FRAMINGHAM, 22 FEBRUARY 2011 - Here's the scenario: Your IT team writes a web service, and part of its WSDL interface includes a hash algorithm the team came up with on their own. You publish the API and your business partners use your clever little hash in integrating with across cloud services. Years later, you get a letter from a lawyer from a town in Texas you've never heard of, claiming you've infringed on a patent you never heard of. Your team scrambles to replace that hash algorithm, but that means a change to your API and some of your business partners resist making the change. It doesn't matter though: the infringement has already occurred, and you're going to pay somebody quite a bit of money even if you can prove your innocence.
This is going to be difficult, because you're in the domain of patent trolls, legal firms that specialize in very tight arguments and skillful identification of their prey.
Before I go any further, this disclaimer: I am not a lawyer, I don't even play one on TV. This article must not be construed as legal advice, and you need to consult with your attorneys before taking action on the issues raised here. Yes, my lawyer made me write this.
All too often, the Patent and Trademark Office grants patents that are overly broad and seem to ignore much of prior art. I used to work for a software company that had been issued a patent that could have covered most of distributed computing.

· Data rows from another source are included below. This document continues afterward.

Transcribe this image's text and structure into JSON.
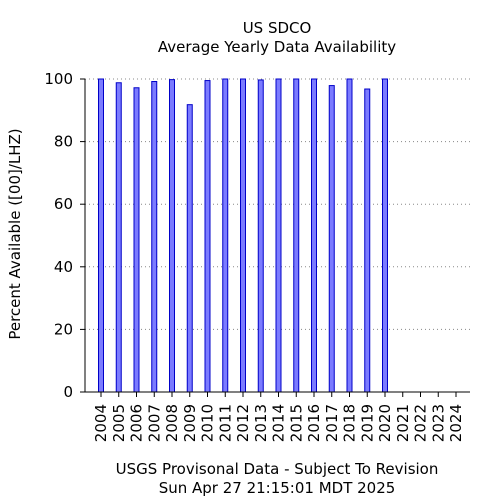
{
  "chart_data": {
    "type": "bar",
    "title": "US SDCO",
    "subtitle": "Average Yearly Data Availability",
    "ylabel": "Percent Available ([00]/LHZ)",
    "xlabel": "",
    "footer_line1": "USGS Provisonal Data - Subject To Revision",
    "footer_line2": "Sun Apr 27 21:15:01 MDT 2025",
    "ylim": [
      0,
      100
    ],
    "yticks": [
      0,
      20,
      40,
      60,
      80,
      100
    ],
    "grid": "horizontal dotted",
    "categories": [
      "2004",
      "2005",
      "2006",
      "2007",
      "2008",
      "2009",
      "2010",
      "2011",
      "2012",
      "2013",
      "2014",
      "2015",
      "2016",
      "2017",
      "2018",
      "2019",
      "2020",
      "2021",
      "2022",
      "2023",
      "2024"
    ],
    "values": [
      100,
      98.8,
      97.2,
      99.2,
      99.8,
      91.8,
      99.5,
      100,
      100,
      99.7,
      100,
      100,
      100,
      97.9,
      100,
      96.8,
      100,
      null,
      null,
      null,
      null
    ],
    "colors": {
      "bar_fill": "#7b7bff",
      "bar_stroke": "#0000c8",
      "grid": "#888888"
    }
  }
}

Recently, I came across a single patent that seemed to cover all the most interesting parts of CRM and ecommerce. The fact that much of what the patent claimed as a new innovation had been bundled in Windows 95 didn't seem to bother the PTO's patent examiner. Yet this patent is now being used to shake down ecommerce companies all across the U.S. The fact that none of them knew about this patent when they built their ecommerce systems doesn't matter: the royalties and the damages probably will be paid. Even if the alleged infringers win their cases, at $500 an hour the lawyers and expert witnesses get expensive.
That's why large software companies are patent mills. On any given Tuesday, both Microsoft and IBM are probably issued a dozen patents. These patents aren't used as much to protect their innovation as they are to ward off patent trolls — first with patents that may contradict what the trolls have, and second with a mountain of IP that will be used as cross-licensing fodder during the settlement negotiations.